BULANTI
Metro kalabalıktı. Herkes birbirine bakıyordu, gözleri buluşuncaya kadar. Küçük bakışlar. Oturan bir adam, eliyle midesini tuttu. Öne doğru eğildi. Öğürdü. Yanında ve karşısında oturanlar çekildiler. Olabildiğince uzaklaştılar ondan.
“Poşeti olan var mı?” diye sordu yanında oturan kadın.
Etrafındaki kadınlar çantalarına baktı. Sonra da bana baktılar.

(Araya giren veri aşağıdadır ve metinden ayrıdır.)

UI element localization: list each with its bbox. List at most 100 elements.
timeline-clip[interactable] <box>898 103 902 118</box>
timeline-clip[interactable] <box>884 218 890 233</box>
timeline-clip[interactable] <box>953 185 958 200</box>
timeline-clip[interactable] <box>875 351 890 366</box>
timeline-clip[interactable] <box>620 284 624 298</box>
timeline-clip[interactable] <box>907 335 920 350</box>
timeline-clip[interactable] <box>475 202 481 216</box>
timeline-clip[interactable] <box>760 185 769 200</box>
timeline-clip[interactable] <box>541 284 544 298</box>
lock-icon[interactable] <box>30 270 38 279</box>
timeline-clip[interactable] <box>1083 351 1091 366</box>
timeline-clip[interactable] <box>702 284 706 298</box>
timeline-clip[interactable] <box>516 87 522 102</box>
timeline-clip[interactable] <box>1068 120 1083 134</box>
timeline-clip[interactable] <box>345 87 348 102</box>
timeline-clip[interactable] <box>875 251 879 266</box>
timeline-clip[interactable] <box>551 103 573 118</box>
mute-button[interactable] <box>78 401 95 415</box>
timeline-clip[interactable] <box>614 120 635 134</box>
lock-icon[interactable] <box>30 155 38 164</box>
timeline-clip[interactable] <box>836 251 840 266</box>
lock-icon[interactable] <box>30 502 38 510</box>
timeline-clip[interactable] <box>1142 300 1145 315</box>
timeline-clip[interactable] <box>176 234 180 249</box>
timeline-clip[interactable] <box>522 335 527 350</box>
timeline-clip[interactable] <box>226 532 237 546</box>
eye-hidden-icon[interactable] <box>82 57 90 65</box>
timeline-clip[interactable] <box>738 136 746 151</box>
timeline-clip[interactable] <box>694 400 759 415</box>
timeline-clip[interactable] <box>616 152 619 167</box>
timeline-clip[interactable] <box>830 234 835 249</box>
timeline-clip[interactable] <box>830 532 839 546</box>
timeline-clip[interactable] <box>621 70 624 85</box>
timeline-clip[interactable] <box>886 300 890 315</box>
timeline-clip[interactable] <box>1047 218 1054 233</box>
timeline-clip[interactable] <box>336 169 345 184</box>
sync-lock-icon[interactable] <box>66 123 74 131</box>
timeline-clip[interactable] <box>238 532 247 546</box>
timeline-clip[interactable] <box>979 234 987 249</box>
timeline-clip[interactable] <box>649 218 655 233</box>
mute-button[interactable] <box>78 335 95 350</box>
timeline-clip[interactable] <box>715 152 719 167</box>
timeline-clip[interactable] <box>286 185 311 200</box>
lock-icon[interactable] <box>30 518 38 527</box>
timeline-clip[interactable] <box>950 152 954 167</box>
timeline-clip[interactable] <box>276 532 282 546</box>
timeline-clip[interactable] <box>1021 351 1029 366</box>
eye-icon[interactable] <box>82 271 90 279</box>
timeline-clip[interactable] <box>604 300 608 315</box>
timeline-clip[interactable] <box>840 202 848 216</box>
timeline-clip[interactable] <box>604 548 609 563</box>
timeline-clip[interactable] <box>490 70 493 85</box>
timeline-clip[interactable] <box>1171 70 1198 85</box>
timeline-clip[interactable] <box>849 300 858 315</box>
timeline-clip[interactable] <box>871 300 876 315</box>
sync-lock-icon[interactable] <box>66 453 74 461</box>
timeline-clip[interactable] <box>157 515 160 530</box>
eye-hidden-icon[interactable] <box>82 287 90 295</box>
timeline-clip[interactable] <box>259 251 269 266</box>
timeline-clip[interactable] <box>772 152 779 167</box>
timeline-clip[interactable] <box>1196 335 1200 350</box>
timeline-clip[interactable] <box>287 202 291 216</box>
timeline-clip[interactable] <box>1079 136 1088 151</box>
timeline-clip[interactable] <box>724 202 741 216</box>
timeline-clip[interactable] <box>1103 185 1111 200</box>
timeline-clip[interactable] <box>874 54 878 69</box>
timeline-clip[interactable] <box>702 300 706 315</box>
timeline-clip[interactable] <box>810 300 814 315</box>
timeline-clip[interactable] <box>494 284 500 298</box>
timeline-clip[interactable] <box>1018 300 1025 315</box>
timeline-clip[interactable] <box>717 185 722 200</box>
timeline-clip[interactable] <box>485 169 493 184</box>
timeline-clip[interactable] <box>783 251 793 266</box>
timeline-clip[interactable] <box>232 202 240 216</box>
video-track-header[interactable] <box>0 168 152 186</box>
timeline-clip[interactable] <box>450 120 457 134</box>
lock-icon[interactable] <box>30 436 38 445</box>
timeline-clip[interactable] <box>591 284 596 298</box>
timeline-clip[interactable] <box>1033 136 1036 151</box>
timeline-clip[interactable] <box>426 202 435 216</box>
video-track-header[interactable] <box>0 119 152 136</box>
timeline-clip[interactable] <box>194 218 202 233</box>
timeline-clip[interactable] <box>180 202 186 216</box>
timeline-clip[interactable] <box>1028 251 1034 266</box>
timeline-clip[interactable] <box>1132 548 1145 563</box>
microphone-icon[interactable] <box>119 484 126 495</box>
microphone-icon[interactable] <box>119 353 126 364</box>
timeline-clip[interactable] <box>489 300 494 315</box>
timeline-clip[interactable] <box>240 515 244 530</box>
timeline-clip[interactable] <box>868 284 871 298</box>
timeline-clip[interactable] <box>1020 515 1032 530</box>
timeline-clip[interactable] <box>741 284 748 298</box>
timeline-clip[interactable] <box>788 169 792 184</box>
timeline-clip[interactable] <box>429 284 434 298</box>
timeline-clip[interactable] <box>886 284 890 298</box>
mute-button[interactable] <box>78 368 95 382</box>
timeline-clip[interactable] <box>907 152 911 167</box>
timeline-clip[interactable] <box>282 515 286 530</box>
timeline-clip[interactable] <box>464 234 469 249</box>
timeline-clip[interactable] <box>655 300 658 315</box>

Elimdeki poşete baktım. İçinde elimde taşıyamayacağım, içinde kuru pasta bulunan bir kutu vardı. Onu verip vermemekte kararsız kaldım. Bu sırada bir kadın çantasından bir poşet çıkarıp uzattı. Adama verdiler. Öğürse de bir şey çıkaramadı. Yüzü bembeyaz olmuştu. Arkasına yaslandı, derin nefes aldı.
“Aç mısın? Bir şeyler yedin mi?” diye sordum.
Yanıt vermedi. Yanındaki kadın da sordu. Yanıt vermedi. Bir adam onu inmek için ikna etti.
“Gel inelim. Dışarıya çıkalım biraz hava al” dedi ve onu inmeye ikna etti.
“Onu tanıyor musunuz?” diye sordu yanında oturan kadın.
“Tanımıyorum” dedi adam.
“Poğaça vereyim mi?” diye sordum. Yanıt alamadım. Adam koluna girmiş kapıya yönelmişlerdi.
Bir kadın çantasından bisküvi çıkardı, uzattı. Almadılar.
Durdu metro ve indiler. Adamın arkasından konuşuldu.
“Açtı mutlaka, bir şeyler yemiş olsaydı çıkarırdı.”